Selon ce centre de réflexion, ce pilier favorise involontairement de nouvelles formes de concurrence opaques et complexes et les décideurs politiques devraient envisager d'autres approches pour créer un environnement fiscal international plus équitable. Il n'éliminerait peut-être pas la concurrence pour les investissements et les revenus, mais modifierait simplement la façon dont les pays se disputent les investissements en adoptant des méthodes moins transparentes et moins efficaces.
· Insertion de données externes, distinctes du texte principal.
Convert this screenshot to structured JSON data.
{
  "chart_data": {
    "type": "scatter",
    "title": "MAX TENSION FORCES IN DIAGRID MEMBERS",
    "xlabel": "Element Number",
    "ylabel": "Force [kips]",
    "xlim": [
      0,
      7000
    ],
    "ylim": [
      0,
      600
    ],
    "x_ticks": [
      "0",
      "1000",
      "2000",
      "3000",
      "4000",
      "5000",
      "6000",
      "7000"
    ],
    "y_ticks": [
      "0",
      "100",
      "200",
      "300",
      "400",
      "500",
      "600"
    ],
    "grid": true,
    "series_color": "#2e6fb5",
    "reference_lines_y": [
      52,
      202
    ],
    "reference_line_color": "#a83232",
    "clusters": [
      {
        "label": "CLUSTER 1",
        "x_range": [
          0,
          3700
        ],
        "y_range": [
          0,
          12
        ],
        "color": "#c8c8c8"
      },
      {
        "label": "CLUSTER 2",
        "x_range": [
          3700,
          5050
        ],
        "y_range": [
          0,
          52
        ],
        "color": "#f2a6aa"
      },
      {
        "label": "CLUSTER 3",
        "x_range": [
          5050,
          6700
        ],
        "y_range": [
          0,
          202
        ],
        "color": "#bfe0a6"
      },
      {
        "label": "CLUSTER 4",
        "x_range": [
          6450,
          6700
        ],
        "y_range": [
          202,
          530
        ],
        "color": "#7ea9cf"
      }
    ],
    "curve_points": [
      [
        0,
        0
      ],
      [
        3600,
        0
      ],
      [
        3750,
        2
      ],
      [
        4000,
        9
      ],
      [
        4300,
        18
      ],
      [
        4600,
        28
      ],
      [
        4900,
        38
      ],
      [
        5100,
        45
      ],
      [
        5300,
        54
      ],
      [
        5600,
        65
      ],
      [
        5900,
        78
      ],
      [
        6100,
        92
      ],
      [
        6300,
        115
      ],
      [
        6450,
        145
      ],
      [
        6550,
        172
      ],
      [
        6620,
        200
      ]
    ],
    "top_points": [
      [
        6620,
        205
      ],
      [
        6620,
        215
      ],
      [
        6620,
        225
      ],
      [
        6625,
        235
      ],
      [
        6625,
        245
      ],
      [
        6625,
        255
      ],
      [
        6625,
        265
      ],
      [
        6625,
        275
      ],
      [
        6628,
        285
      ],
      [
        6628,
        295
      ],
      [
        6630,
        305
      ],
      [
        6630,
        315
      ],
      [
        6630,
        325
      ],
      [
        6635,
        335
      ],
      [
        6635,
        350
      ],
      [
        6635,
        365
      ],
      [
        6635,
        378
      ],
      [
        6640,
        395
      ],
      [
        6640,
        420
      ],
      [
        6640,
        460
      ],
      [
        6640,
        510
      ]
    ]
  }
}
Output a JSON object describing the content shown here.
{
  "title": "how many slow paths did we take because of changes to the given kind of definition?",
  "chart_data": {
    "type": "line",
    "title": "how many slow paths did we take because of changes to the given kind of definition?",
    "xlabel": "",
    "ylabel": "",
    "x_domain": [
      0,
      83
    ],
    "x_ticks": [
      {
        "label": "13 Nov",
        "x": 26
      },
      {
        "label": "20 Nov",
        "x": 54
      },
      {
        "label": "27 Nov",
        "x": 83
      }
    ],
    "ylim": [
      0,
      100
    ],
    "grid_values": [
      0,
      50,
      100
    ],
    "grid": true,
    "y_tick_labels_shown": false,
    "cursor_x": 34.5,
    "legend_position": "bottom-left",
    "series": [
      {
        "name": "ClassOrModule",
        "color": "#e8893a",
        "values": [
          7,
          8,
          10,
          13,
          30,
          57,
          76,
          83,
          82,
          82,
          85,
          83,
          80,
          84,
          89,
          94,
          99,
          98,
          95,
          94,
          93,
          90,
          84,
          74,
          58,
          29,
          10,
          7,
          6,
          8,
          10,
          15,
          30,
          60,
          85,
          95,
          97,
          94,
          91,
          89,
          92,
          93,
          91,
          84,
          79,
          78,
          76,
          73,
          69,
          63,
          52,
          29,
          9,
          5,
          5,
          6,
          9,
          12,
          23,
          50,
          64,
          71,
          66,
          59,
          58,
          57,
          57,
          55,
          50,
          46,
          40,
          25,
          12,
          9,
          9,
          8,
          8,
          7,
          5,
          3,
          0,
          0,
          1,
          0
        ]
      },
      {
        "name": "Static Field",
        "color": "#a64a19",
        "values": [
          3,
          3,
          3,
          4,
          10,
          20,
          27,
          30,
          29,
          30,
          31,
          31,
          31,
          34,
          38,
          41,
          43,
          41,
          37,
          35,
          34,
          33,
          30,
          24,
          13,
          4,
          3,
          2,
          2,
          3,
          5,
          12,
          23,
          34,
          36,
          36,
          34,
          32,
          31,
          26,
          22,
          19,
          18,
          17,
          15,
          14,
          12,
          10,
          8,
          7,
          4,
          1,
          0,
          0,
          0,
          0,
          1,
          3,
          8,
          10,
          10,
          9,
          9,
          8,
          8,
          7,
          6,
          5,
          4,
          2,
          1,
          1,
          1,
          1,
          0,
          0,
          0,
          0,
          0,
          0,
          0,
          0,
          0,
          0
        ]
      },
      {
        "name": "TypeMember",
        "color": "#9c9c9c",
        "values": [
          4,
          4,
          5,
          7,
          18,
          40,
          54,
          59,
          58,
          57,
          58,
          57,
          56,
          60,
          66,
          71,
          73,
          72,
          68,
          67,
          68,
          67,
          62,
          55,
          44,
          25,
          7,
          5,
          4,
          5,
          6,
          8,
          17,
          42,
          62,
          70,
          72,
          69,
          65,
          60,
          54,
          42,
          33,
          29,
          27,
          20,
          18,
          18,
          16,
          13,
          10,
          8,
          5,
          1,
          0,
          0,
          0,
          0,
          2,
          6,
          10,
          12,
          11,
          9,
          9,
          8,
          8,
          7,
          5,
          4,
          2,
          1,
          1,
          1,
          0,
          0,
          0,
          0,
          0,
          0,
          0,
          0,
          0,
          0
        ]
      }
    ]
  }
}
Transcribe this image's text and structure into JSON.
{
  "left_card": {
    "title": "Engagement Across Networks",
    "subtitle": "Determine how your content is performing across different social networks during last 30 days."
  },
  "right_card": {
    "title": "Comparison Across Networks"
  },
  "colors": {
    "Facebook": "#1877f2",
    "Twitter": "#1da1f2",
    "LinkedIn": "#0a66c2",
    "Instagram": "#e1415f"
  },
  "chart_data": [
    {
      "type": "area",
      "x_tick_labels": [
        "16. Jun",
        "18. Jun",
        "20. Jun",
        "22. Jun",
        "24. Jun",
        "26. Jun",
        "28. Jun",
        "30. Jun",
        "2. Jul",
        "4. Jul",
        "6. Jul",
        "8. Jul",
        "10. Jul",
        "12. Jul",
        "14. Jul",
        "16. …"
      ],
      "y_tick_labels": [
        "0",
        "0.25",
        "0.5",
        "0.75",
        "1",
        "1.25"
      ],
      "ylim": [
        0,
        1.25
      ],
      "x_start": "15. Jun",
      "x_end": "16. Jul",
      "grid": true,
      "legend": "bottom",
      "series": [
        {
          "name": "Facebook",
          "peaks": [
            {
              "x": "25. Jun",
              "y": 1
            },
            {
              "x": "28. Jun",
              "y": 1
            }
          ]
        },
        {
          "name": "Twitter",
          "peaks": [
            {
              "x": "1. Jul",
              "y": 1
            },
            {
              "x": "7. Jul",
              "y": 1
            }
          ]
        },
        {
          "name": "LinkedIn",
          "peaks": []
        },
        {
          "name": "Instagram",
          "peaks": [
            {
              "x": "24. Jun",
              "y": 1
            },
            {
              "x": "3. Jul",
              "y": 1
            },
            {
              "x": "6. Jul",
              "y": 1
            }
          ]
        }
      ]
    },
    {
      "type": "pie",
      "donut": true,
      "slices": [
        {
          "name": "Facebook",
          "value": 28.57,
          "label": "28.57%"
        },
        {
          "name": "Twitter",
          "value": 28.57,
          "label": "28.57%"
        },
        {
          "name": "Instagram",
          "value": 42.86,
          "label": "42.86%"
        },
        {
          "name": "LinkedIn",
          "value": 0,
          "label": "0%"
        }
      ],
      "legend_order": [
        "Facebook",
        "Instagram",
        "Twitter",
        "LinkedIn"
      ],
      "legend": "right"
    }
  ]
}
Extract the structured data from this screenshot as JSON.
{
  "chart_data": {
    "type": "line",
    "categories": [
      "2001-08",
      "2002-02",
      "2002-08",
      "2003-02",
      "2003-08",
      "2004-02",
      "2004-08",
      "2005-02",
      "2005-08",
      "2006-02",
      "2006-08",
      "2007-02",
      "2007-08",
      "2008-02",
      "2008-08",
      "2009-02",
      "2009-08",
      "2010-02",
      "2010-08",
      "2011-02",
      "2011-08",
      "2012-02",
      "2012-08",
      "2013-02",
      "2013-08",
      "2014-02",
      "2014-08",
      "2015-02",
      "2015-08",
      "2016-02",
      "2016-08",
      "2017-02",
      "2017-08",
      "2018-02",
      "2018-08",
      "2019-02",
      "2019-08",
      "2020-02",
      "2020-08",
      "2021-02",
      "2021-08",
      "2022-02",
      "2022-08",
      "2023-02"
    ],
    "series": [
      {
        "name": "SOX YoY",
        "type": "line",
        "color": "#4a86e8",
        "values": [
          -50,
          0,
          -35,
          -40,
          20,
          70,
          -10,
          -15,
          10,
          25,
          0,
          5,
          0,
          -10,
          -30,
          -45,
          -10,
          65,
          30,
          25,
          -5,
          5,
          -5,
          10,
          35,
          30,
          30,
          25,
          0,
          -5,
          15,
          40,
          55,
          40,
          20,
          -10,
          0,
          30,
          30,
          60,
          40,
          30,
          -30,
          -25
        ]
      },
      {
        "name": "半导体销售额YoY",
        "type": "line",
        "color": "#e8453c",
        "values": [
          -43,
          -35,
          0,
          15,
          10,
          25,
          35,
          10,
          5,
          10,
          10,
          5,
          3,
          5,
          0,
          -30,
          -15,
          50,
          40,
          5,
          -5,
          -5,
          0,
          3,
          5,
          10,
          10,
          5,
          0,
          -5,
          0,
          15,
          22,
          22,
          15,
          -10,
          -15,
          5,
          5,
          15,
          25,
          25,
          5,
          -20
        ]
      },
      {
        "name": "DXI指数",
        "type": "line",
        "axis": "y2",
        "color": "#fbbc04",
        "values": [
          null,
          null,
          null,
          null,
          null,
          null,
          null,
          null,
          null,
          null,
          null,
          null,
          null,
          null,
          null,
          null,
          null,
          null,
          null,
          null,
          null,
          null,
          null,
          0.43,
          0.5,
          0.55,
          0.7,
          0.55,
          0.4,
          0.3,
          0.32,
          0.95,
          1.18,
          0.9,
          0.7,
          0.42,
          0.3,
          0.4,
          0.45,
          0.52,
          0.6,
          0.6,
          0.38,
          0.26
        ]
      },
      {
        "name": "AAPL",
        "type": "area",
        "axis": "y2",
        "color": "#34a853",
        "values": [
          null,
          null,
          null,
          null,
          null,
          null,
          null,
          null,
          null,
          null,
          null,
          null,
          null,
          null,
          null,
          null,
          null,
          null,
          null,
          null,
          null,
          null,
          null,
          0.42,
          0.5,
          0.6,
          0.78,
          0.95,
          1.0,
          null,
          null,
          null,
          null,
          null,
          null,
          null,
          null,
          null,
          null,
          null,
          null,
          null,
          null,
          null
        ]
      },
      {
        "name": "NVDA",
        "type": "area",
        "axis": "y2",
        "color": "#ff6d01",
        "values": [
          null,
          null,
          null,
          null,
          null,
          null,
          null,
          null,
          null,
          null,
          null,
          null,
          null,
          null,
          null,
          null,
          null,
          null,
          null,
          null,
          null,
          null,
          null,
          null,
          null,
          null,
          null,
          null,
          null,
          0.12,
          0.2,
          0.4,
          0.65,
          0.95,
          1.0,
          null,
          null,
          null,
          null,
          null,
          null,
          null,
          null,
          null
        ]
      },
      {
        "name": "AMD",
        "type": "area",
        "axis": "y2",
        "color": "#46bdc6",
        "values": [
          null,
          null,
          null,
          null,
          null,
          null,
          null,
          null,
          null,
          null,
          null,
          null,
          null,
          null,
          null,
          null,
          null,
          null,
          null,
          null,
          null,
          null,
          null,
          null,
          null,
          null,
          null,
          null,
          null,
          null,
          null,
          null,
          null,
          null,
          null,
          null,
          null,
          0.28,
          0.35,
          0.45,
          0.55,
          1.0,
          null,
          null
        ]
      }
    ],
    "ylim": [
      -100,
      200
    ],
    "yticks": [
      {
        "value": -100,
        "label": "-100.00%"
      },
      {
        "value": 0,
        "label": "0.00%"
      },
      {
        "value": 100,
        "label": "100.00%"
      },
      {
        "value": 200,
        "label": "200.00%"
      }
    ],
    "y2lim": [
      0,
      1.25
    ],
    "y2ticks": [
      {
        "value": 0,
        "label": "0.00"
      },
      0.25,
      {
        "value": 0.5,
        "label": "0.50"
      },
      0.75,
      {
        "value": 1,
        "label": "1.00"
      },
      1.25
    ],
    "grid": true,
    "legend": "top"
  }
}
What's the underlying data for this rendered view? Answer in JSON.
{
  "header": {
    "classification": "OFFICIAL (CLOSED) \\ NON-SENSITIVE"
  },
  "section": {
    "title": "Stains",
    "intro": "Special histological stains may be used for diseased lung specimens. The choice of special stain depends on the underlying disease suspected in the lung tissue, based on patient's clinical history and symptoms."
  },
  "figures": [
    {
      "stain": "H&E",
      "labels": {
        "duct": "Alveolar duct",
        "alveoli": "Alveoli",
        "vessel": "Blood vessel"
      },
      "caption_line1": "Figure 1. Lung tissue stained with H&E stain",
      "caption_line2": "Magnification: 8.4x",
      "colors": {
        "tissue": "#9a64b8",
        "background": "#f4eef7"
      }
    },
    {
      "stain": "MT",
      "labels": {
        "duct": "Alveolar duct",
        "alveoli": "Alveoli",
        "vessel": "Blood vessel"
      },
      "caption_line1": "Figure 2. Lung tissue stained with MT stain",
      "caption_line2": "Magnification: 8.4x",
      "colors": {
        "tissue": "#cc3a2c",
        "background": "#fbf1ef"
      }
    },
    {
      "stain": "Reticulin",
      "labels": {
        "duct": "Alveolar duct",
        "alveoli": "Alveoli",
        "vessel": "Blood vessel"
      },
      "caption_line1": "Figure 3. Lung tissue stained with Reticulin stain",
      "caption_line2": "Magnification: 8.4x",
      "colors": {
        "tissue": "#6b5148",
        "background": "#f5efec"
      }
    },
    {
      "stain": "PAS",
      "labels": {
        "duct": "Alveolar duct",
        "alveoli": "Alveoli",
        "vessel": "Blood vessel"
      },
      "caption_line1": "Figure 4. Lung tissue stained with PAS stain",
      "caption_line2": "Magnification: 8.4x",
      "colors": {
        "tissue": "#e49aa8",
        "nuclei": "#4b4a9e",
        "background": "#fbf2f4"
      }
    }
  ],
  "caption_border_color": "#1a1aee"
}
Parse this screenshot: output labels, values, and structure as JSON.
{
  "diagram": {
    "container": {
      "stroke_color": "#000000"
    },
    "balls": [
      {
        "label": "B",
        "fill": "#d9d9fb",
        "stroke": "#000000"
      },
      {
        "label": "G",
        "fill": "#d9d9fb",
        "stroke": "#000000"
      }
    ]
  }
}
D’une part, le pilier II ne traite pas équitablement les pays développés et les pays en développement et « les premiers doivent laisser de la place aux seconds pour attirer les investissements ». D’autre part, il peut nuire involontairement aux économies des pays à fiscalité élevée, car les taux d'imposition des pays à faible fiscalité peuvent faciliter le réinvestissement dans les pays à forte fiscalité. L'impôt minimum mondial pourrait éroder cette dynamique.
Enfin, les crédits d'impôt remboursables, qui peuvent ramener la dette d'un contribuable en dessous de zéro et donner lieu à un remboursement, ne sont pas considérés comme une réduction d'impôt dans le pilier II. Une guerre des subventions aura un impact significatif sur les pays qui n'ont pas les moyens de participer à des distributions d'argent aux entreprises pour rester compétitifs.